3 Harále dar cuarenta azotes, no más: no sea que, si lo hiriere con muchos azotes a más de éstos, se envilezca tu hermano delante de tus ojos.

4 No pondrás bozal al buey cuando trillare.

5 Cuando hermanos estuvieren juntos, y muriere alguno de ellos, y no tuviere hijo, la mujer del muerto no se casará fuera con hombre extraño: su cuñado entrará á ella, y la tomará por su mujer, y hará con ella parentesco.

6 Y será que el primogénito que pariere ella, se levantará en nombre de su hermano el muerto, porque el nombre de éste no sea raído de Israel.

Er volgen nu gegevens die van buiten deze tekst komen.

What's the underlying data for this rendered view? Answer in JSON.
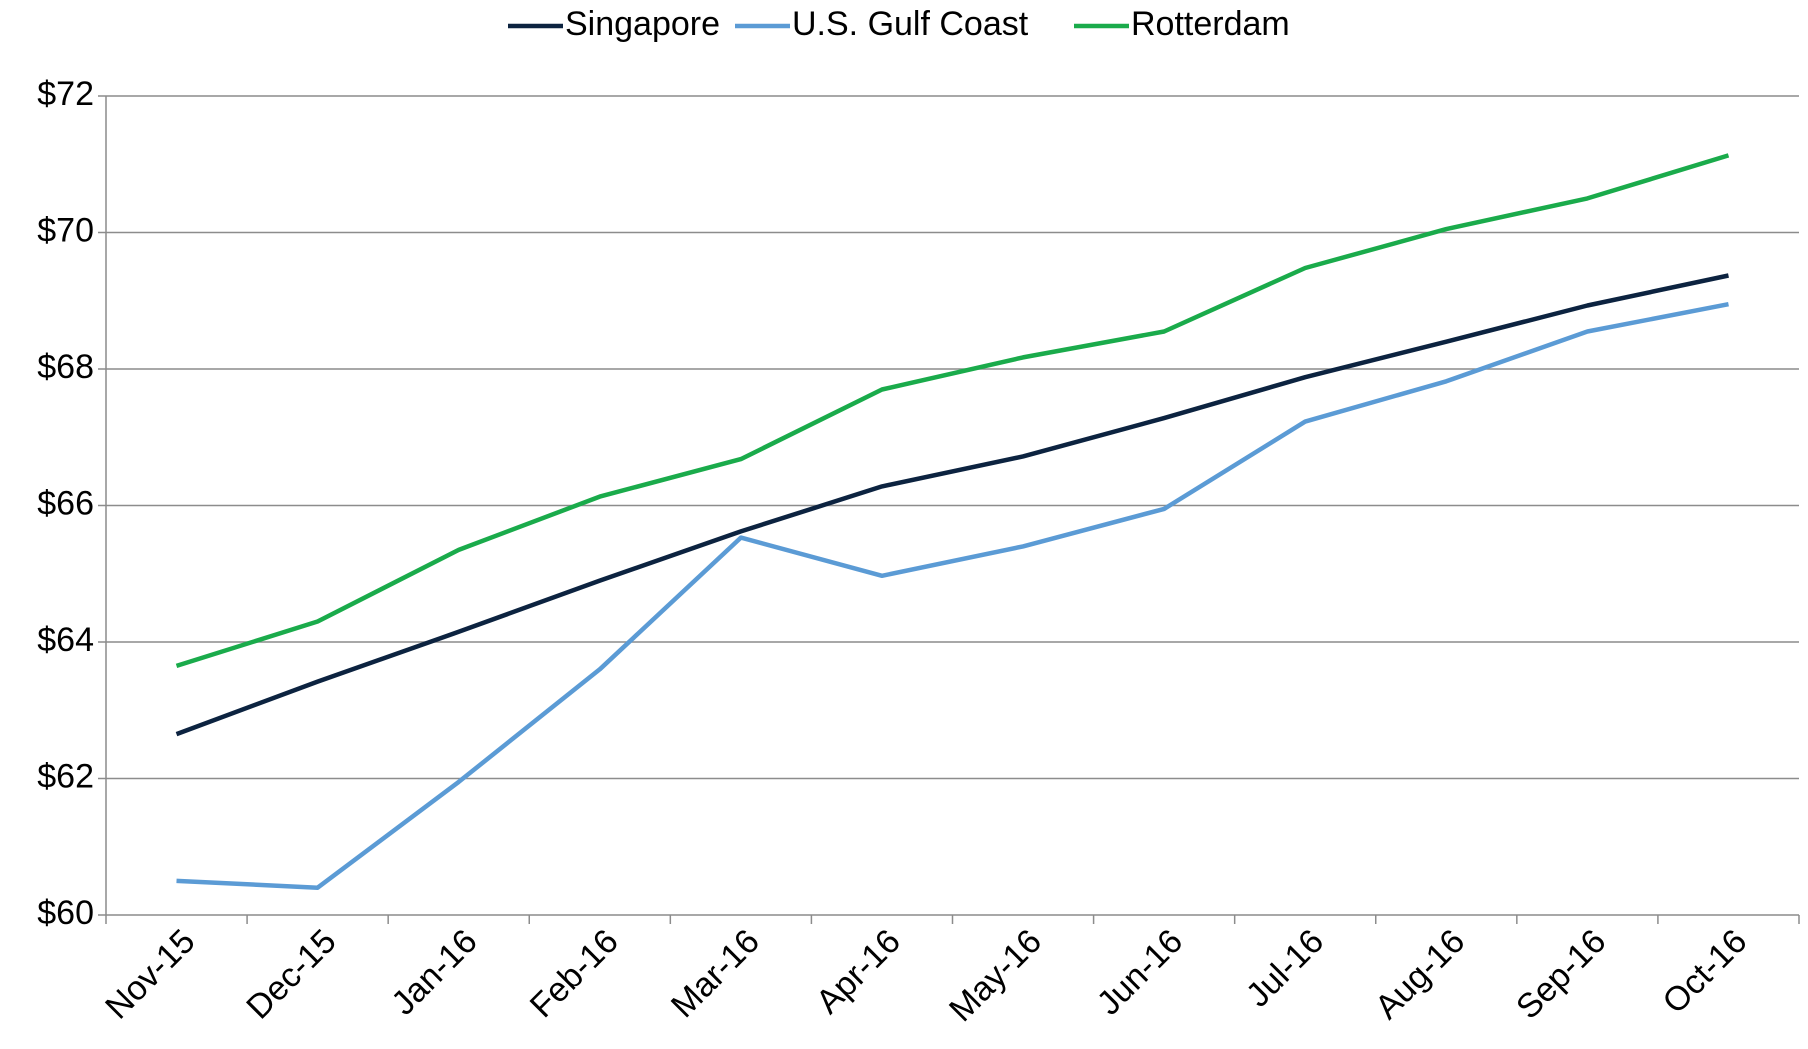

7 Y si el hombre no quisiere tomar á su cuñada, irá entonces la cuñada suya á la puerta á los ancianos, y dirá: Mi cuñado no quiere suscitar nombre en Israel á su hermano; no quiere emparentar conmigo.

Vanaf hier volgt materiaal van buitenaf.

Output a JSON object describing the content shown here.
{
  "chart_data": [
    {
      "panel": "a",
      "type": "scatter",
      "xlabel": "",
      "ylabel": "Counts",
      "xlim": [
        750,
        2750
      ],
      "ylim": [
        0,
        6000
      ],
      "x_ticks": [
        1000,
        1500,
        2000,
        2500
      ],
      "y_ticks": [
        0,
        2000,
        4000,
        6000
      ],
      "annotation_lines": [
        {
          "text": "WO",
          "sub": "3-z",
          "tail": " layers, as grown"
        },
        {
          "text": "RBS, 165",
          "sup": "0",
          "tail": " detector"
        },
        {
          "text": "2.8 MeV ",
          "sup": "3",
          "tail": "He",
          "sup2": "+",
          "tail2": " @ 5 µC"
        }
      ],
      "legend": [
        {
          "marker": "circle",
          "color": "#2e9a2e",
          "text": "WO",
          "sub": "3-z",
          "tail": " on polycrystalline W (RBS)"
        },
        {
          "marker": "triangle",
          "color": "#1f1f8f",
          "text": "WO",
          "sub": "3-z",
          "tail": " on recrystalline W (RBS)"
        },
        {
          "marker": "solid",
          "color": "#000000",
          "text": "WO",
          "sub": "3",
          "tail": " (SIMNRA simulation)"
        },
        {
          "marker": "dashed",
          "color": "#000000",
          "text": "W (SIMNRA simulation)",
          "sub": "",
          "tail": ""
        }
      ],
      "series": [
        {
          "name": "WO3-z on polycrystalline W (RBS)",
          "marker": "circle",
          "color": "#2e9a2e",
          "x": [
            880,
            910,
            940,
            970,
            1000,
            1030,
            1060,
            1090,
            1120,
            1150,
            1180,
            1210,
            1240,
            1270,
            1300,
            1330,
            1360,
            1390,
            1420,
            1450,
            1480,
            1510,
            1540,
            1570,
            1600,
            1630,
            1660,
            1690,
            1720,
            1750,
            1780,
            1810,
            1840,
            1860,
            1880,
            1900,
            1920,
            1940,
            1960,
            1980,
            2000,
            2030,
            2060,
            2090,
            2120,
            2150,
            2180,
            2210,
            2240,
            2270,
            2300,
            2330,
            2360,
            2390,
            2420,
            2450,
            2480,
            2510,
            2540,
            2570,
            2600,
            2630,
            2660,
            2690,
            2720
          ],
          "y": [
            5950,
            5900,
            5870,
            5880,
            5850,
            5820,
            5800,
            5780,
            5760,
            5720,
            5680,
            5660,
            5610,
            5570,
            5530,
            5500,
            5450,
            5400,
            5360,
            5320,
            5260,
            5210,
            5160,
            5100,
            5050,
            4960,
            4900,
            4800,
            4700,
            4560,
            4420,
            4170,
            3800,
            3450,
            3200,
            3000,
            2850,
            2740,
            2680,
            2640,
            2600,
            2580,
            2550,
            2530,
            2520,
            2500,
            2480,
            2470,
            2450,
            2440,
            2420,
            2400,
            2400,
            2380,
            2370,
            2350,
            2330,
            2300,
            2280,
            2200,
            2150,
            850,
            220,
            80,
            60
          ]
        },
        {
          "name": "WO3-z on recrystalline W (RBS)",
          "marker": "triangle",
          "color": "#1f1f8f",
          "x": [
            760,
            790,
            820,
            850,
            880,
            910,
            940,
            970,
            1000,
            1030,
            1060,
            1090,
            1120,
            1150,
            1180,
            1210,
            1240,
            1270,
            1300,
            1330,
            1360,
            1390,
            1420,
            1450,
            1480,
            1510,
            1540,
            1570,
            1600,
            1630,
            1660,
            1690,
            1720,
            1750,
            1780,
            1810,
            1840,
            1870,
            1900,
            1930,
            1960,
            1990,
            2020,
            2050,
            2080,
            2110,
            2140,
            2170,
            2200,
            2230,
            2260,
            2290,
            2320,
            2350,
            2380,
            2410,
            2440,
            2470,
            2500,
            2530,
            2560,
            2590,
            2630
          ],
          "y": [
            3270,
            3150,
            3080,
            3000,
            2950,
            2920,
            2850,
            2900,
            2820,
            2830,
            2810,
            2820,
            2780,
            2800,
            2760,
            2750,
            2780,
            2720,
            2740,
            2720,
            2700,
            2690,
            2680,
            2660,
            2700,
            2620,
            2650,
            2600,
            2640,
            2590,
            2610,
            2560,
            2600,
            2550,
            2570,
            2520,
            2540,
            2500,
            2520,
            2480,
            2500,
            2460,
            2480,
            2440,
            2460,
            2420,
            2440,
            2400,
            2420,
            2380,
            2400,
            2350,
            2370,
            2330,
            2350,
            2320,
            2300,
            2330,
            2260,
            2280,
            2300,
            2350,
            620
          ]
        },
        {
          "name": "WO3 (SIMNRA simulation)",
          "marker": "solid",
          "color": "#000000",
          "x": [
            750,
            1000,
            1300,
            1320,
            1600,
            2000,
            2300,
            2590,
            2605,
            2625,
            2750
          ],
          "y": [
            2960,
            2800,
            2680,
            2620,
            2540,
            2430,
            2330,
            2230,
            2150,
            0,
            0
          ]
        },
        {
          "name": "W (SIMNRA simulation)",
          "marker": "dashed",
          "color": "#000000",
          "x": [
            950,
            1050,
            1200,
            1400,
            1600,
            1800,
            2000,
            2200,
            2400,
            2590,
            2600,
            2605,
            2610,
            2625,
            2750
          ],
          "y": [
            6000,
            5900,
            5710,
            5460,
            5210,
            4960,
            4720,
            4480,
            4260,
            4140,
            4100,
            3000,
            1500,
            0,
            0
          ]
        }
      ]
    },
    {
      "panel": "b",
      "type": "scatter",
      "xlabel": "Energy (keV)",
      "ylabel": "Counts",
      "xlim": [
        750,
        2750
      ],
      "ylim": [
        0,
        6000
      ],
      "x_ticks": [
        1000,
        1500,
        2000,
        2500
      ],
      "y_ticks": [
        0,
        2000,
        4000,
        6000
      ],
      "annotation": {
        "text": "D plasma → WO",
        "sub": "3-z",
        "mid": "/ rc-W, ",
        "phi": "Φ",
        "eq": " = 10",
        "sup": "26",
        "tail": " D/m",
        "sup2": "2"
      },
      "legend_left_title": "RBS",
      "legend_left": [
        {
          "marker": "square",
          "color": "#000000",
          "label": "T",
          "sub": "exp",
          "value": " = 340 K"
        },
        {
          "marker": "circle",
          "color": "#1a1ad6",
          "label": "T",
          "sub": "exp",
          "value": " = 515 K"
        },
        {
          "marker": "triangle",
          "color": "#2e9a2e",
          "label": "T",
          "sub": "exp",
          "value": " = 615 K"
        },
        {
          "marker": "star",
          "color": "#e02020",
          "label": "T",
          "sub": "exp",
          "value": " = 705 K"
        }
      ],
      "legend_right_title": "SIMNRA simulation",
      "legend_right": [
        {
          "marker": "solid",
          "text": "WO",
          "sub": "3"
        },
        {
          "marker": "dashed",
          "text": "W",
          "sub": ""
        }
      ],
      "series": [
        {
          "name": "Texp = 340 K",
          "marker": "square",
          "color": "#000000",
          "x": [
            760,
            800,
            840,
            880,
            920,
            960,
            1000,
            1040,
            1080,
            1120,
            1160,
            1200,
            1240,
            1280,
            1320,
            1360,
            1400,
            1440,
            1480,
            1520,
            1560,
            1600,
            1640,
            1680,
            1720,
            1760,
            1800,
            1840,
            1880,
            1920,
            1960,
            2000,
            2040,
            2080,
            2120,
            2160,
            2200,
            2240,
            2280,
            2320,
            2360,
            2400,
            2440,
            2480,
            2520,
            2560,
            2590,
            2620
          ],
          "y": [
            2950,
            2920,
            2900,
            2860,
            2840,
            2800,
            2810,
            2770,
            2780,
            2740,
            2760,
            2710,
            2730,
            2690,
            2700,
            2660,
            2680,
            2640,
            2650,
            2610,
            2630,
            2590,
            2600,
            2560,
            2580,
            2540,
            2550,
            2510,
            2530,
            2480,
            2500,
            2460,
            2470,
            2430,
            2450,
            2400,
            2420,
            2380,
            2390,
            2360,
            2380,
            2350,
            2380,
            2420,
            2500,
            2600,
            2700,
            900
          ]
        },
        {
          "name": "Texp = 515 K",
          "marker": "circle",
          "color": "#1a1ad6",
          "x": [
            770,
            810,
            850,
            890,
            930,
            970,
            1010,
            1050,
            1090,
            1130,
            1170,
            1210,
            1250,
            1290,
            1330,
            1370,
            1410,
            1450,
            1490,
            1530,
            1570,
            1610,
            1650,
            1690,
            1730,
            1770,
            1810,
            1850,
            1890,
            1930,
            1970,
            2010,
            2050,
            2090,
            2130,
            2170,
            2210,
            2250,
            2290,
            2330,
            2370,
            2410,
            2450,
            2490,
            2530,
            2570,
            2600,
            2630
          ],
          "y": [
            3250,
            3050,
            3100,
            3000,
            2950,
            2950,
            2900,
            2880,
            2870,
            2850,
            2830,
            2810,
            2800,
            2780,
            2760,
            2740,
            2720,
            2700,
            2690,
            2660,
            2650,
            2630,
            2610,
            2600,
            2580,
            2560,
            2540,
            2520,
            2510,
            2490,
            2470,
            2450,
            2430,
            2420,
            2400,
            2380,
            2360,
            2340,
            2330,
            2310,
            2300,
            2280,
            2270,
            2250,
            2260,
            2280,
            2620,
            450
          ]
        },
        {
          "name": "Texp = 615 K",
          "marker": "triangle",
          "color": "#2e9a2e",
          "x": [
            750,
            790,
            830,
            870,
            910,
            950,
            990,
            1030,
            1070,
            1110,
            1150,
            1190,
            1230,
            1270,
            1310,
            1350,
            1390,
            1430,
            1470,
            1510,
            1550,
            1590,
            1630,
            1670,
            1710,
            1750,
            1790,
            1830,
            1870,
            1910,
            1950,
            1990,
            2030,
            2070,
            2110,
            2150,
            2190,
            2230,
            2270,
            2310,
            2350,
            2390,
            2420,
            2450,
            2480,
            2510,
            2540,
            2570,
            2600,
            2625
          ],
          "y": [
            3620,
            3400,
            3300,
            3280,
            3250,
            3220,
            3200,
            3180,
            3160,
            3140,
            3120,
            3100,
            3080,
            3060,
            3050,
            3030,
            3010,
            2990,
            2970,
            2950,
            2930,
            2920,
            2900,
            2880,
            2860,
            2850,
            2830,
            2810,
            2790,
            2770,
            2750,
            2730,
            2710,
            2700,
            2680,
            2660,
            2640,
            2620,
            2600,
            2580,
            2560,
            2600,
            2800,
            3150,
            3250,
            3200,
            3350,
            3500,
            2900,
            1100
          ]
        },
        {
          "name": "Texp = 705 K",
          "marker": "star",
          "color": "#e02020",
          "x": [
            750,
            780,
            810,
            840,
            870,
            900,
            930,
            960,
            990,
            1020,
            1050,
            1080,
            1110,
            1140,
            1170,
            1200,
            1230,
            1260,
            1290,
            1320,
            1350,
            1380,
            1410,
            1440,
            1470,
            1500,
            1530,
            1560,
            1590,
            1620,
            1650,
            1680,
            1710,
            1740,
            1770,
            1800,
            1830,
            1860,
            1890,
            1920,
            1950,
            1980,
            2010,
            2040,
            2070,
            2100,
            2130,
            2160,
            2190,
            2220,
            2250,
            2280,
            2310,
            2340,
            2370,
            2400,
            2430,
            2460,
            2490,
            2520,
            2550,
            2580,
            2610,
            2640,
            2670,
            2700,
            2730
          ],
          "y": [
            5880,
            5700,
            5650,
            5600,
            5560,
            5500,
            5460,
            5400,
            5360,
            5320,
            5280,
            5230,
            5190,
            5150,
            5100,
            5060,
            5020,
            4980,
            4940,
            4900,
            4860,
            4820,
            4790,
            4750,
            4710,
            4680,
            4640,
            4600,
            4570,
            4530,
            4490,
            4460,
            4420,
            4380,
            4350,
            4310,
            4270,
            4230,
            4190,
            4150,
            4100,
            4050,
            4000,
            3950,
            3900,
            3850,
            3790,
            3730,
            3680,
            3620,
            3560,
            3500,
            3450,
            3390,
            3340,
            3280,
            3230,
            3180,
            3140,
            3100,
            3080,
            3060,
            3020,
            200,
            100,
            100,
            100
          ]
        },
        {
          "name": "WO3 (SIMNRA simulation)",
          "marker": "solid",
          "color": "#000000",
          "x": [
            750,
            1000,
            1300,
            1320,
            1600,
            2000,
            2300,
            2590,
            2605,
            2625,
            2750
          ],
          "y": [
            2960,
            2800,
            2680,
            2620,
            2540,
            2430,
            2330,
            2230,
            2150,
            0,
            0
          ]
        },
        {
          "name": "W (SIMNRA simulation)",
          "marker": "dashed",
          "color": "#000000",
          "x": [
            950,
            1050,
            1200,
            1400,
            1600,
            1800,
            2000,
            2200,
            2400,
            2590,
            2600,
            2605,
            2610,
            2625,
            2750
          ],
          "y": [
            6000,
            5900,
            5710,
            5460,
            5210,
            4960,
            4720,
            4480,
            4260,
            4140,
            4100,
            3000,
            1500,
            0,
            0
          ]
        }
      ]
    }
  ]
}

8 Entonces los ancianos de aquella ciudad lo harán venir, y hablarán con él: y si él se levantare, y dijere, No quiero tomarla,

9 Llegaráse entonces su cuñada á él delante de los ancianos, y le descalzará el zapato de su pie, y escupirále en el rostro, y hablará y dirá: Así será hecho al varón que no edificare la casa de su hermano.

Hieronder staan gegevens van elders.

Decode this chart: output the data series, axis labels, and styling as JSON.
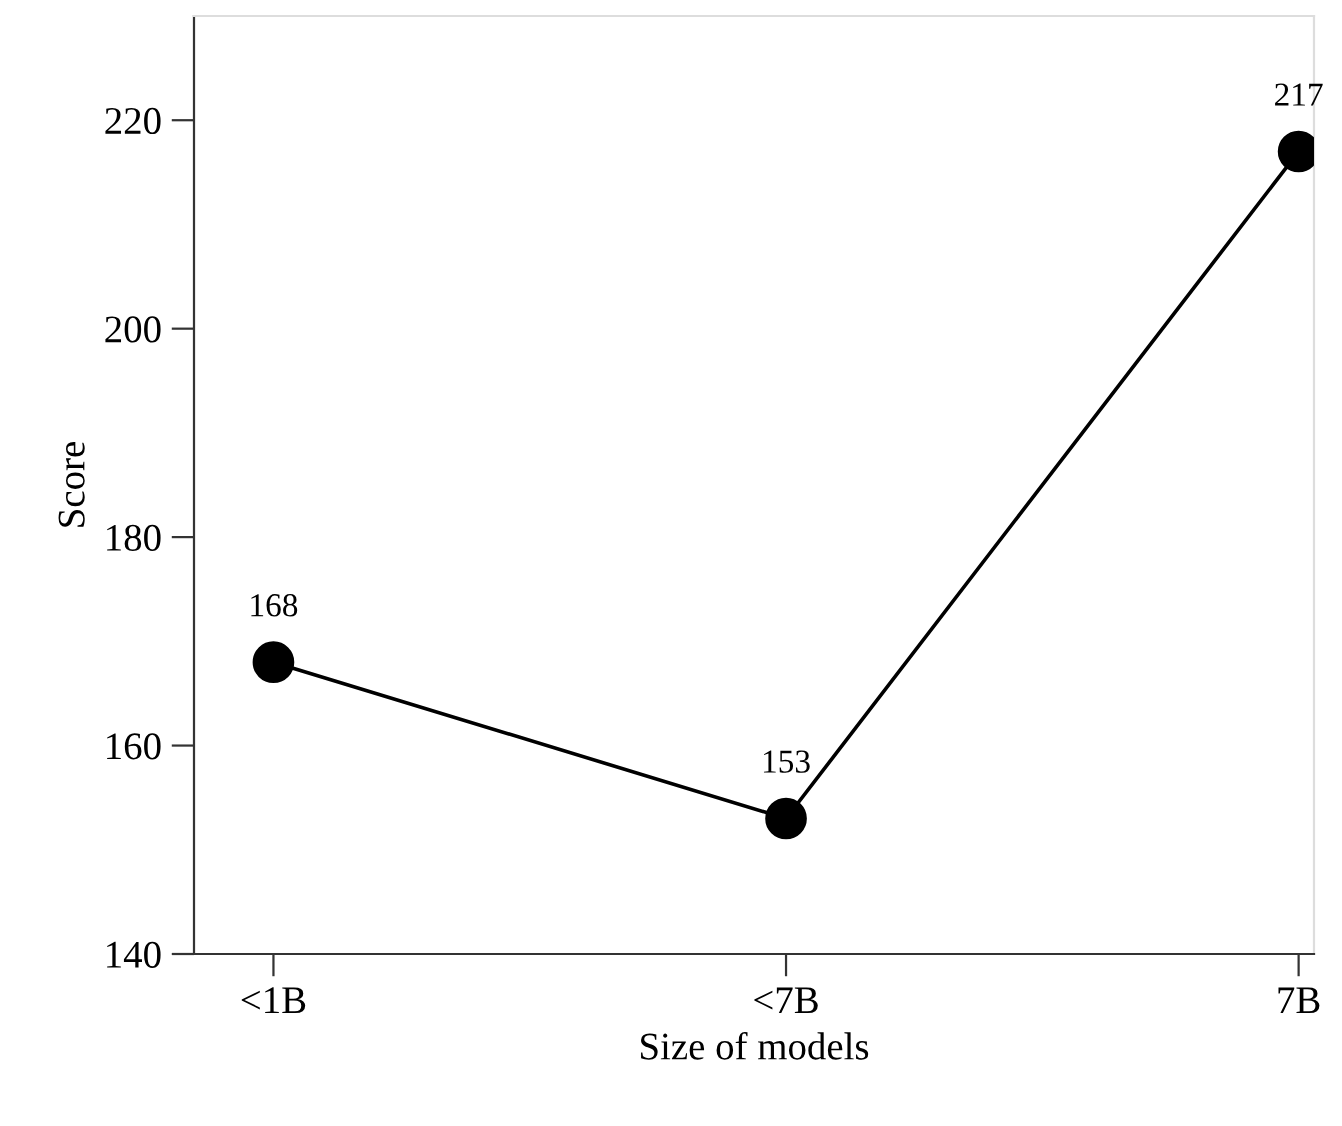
{
  "chart_data": {
    "type": "line",
    "xlabel": "Size of models",
    "ylabel": "Score",
    "categories": [
      "<1B",
      "<7B",
      "7B"
    ],
    "series": [
      {
        "color": "#000000",
        "values": [
          168,
          153,
          217
        ]
      }
    ],
    "ylim": [
      140,
      230
    ],
    "yticks": [
      140,
      160,
      180,
      200,
      220
    ],
    "data_labels": true,
    "marker": "circle",
    "line_style": "solid",
    "grid": false,
    "legend": false
  }
}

10 Y su nombre será llamado en Israel: La casa del descalzado.

11 Cuando algunos riñeren juntos el uno con el otro, y llegare la mujer del uno para librar á su marido de mano del que le hiere, y metiere su mano y le trabare de sus vergüenzas;

12 La cortarás entonces la mano, no la perdonará tu ojo.

13 No tendrás en tu bolsa pesa grande y pesa chica.

14 No tendrás en tu casa epha grande y epha pequeño.

15 Pesas cumplidas y justas tendrás; epha cabal y justo tendrás: para que tus días sean prolongados sobre la tierra que Jehová tu Dios te da.

16 Porque abominación es á Jehová tu Dios cualquiera que hace esto, cualquiera que hace agravio.

17 Acuérdate de lo que te hizo Amalec en el camino, cuando salisteis de Egipto:

18 Que te salió al camino, y te desbarató la retaguardia de todos los flacos que iban detrás de ti, cuando tú estabas cansado y trabajado; y no temió á Dios.

19 Será pues, cuando Jehová tu Dios te hubiere dado reposo de tus enemigos alrededor, en la tierra que Jehová tu Dios te da por heredar para que la poseas, que raerás la memoria de Amalec de debajo del cielo: no te olvides.